NPB – Botanical Research Branch, Singapore
Onsite
[What the role is]
The Singapore Botanic Gardens (SBG) is one of the oldest tropical botanical gardens and one of only three botanic gardens in the world inscribed as a UNESCO World Heritage Site. The SBG is a Division of the National Parks Board, the statutory agency responsible for managing greenery and biodiversity in Singapore, SBG houses the Botanical Research Branch (BR), where this position will be based.[What you will be working on]
You will:
Develop and pilot workflows that leverage data from Herbarium images and transcribed label data, making them accessible to researchers across SBG so that non-specialists can generate their own models and explore research questions independently.
Use Herbarium data to pilot approaches across three areas: i) assessing data quality, including curation standards and taxonomic naming consistency, and testing species identification from global collection datasets using machine learning; ii) exploring collection gaps in SE Asia through mapping and spatial modelling; and iii) applying AI tools to query images for signs of taxonomic heterogeneity and surface potential new research questions across selected target taxa.
Query the Herbarium data as well as field phenological observations to pilot an investigation into changes in the timing and duration of phenological episodes from the mid-to-late nineteenth century to the present, with the aim of better understanding climate change effects on future biodiversity outcomes in Singapore and the region.
Build pilot workflows for: i) generating morphological descriptions and identification keys from images to support rapid species description for Flora accounts and journal submissions, including species new to science; and ii) querying published taxonomic accounts to test the integrity of specimen determinations in the Herbarium image dataset.
Collaborate internally with colleagues to generate outputs for use in other models and to translate research into action;
Publish in reputable peer-reviewed journals and present at scientific conferences.
[What we are looking for]
Possess a PhD in Botany or a related discipline, preferably.
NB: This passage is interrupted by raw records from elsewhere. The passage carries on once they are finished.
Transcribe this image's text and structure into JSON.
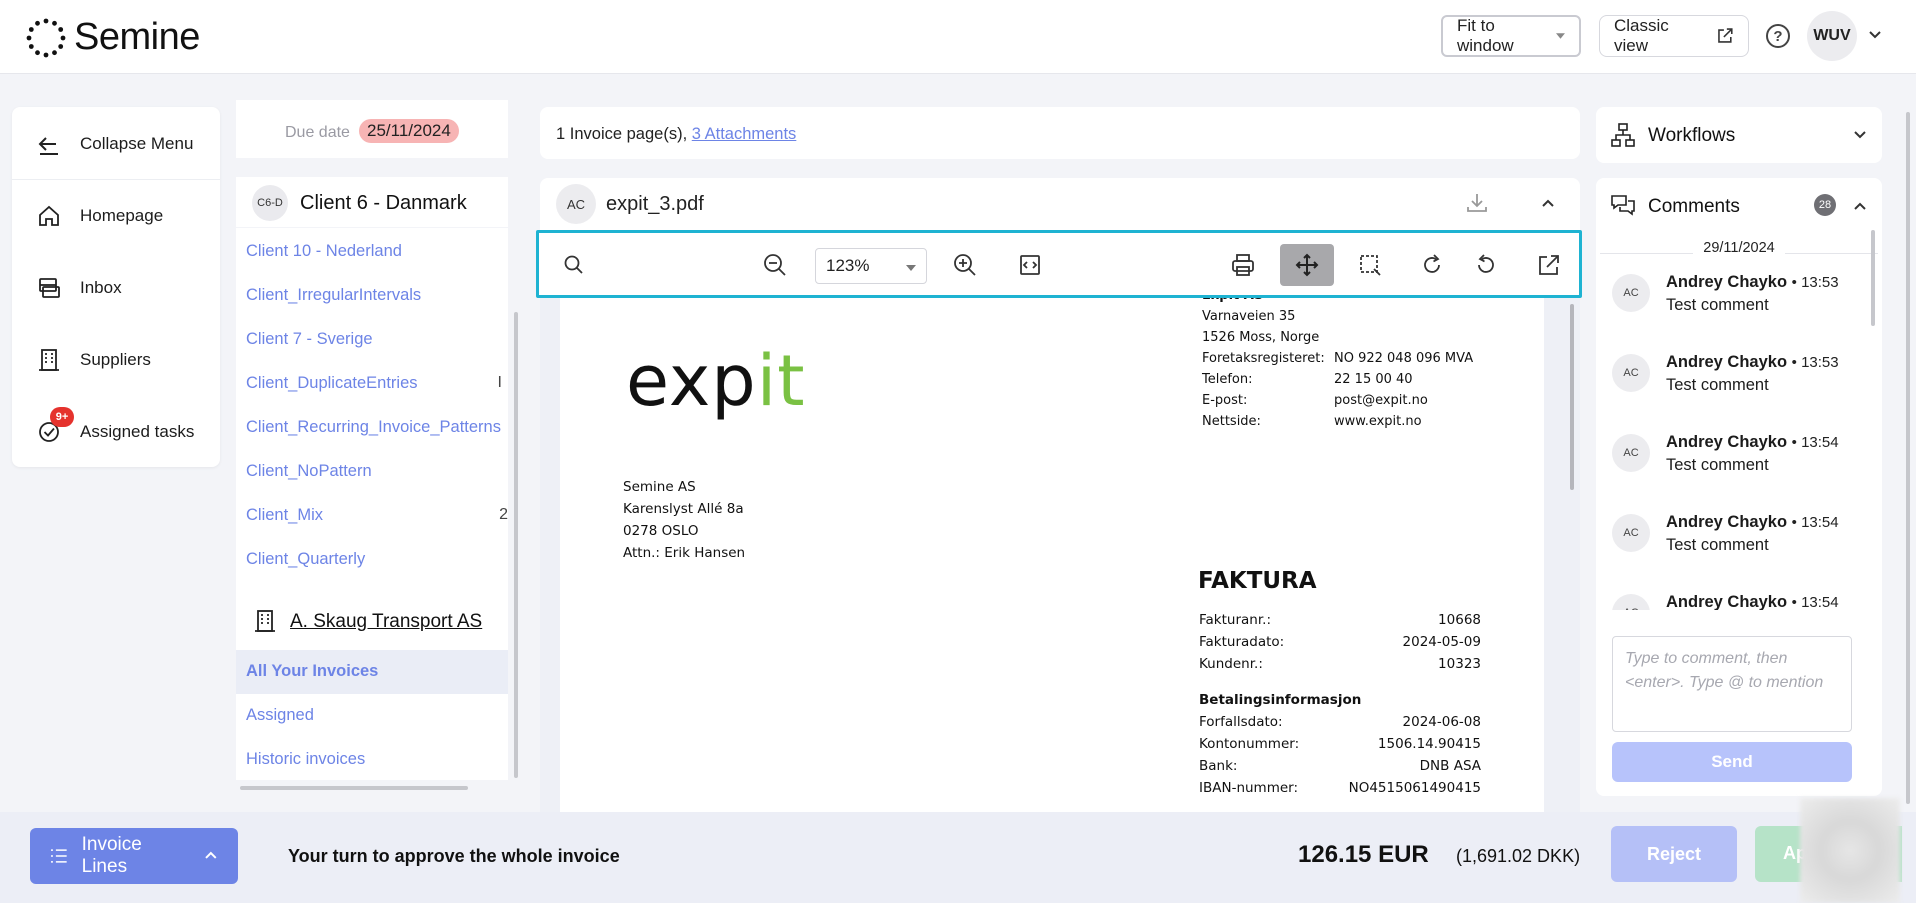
{
  "app": {
    "name": "Semine"
  },
  "topbar": {
    "fit_label": "Fit to window",
    "classic_label": "Classic view",
    "user_initials": "WUV"
  },
  "menu": {
    "collapse": "Collapse Menu",
    "homepage": "Homepage",
    "inbox": "Inbox",
    "suppliers": "Suppliers",
    "tasks": "Assigned tasks",
    "tasks_badge": "9+"
  },
  "clients": {
    "due_label": "Due date",
    "due_date": "25/11/2024",
    "current_code": "C6-D",
    "current_name": "Client 6 - Danmark",
    "list": [
      {
        "name": "Client 10 - Nederland",
        "count": ""
      },
      {
        "name": "Client_IrregularIntervals",
        "count": ""
      },
      {
        "name": "Client 7 - Sverige",
        "count": ""
      },
      {
        "name": "Client_DuplicateEntries",
        "count": "I"
      },
      {
        "name": "Client_Recurring_Invoice_Patterns",
        "count": ""
      },
      {
        "name": "Client_NoPattern",
        "count": ""
      },
      {
        "name": "Client_Mix",
        "count": "2"
      },
      {
        "name": "Client_Quarterly",
        "count": ""
      }
    ],
    "supplier_name": "A. Skaug Transport AS",
    "supplier_links": [
      "All Your Invoices",
      "Assigned",
      "Historic invoices"
    ]
  },
  "viewer": {
    "pages_text": "1 Invoice page(s), ",
    "attachments_link": "3 Attachments",
    "file_initials": "AC",
    "file_name": "expit_3.pdf",
    "zoom": "123%"
  },
  "invoice": {
    "logo_main": "exp",
    "logo_accent": "it",
    "sender": {
      "name": "Expit AS",
      "street": "Varnaveien 35",
      "city": "1526 Moss, Norge",
      "rows": [
        {
          "k": "Foretaksregisteret:",
          "v": "NO 922 048 096 MVA"
        },
        {
          "k": "Telefon:",
          "v": "22 15 00 40"
        },
        {
          "k": "E-post:",
          "v": "post@expit.no"
        },
        {
          "k": "Nettside:",
          "v": "www.expit.no"
        }
      ]
    },
    "recipient": [
      "Semine AS",
      "Karenslyst Allé 8a",
      "0278 OSLO",
      "Attn.: Erik Hansen"
    ],
    "title": "FAKTURA",
    "details": [
      {
        "k": "Fakturanr.:",
        "v": "10668"
      },
      {
        "k": "Fakturadato:",
        "v": "2024-05-09"
      },
      {
        "k": "Kundenr.:",
        "v": "10323"
      }
    ],
    "payment_title": "Betalingsinformasjon",
    "payment": [
      {
        "k": "Forfallsdato:",
        "v": "2024-06-08"
      },
      {
        "k": "Kontonummer:",
        "v": "1506.14.90415"
      },
      {
        "k": "Bank:",
        "v": "DNB ASA"
      },
      {
        "k": "IBAN-nummer:",
        "v": "NO4515061490415"
      }
    ]
  },
  "workflows": {
    "title": "Workflows"
  },
  "comments": {
    "title": "Comments",
    "count": "28",
    "date": "29/11/2024",
    "items": [
      {
        "initials": "AC",
        "author": "Andrey Chayko",
        "time": "13:53",
        "text": "Test comment"
      },
      {
        "initials": "AC",
        "author": "Andrey Chayko",
        "time": "13:53",
        "text": "Test comment"
      },
      {
        "initials": "AC",
        "author": "Andrey Chayko",
        "time": "13:54",
        "text": "Test comment"
      },
      {
        "initials": "AC",
        "author": "Andrey Chayko",
        "time": "13:54",
        "text": "Test comment"
      },
      {
        "initials": "AC",
        "author": "Andrey Chayko",
        "time": "13:54",
        "text": ""
      }
    ],
    "placeholder": "Type to comment, then <enter>. Type @ to mention",
    "send_label": "Send"
  },
  "bottom": {
    "lines_label": "Invoice Lines",
    "approve_text": "Your turn to approve the whole invoice",
    "amount": "126.15 EUR",
    "amount_dkk": "(1,691.02 DKK)",
    "reject_label": "Reject",
    "approve_label": "Approve"
  },
  "colors": {
    "accent": "#6d84e6",
    "toolbar_border": "#1eb3d2",
    "due_badge": "#f7b4b4",
    "expit_green": "#7ac143"
  }
}
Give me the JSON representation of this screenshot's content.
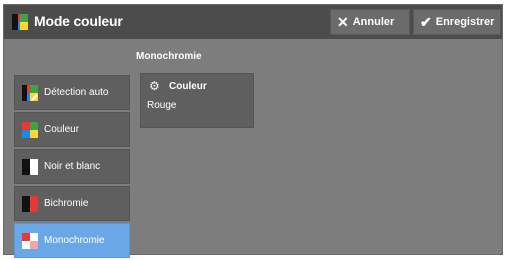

Candidates without a PhD should have a strong track record in artificial intelligence, data science, computer vision and/or natural history collection digitisation.
Have experience applying artificial intelligence and data science, particularly computer vision, to herbarium or other natural history collection digitisation projects.
Demonstrate ability to translate research into working tools; software engineering know-how will be an advantage.
Have a keen interest in the plants of tropical Asia, with a demonstrated record of publishing in reputable scientific journals being advantageous.
Possess excellent written and verbal communication skills.
Be self-motivated, organised, independent, and able to work well with others under time pressure.
Only shortlisted candidates will be notified. The successful candidate will be offered a contract until 31 December 2028.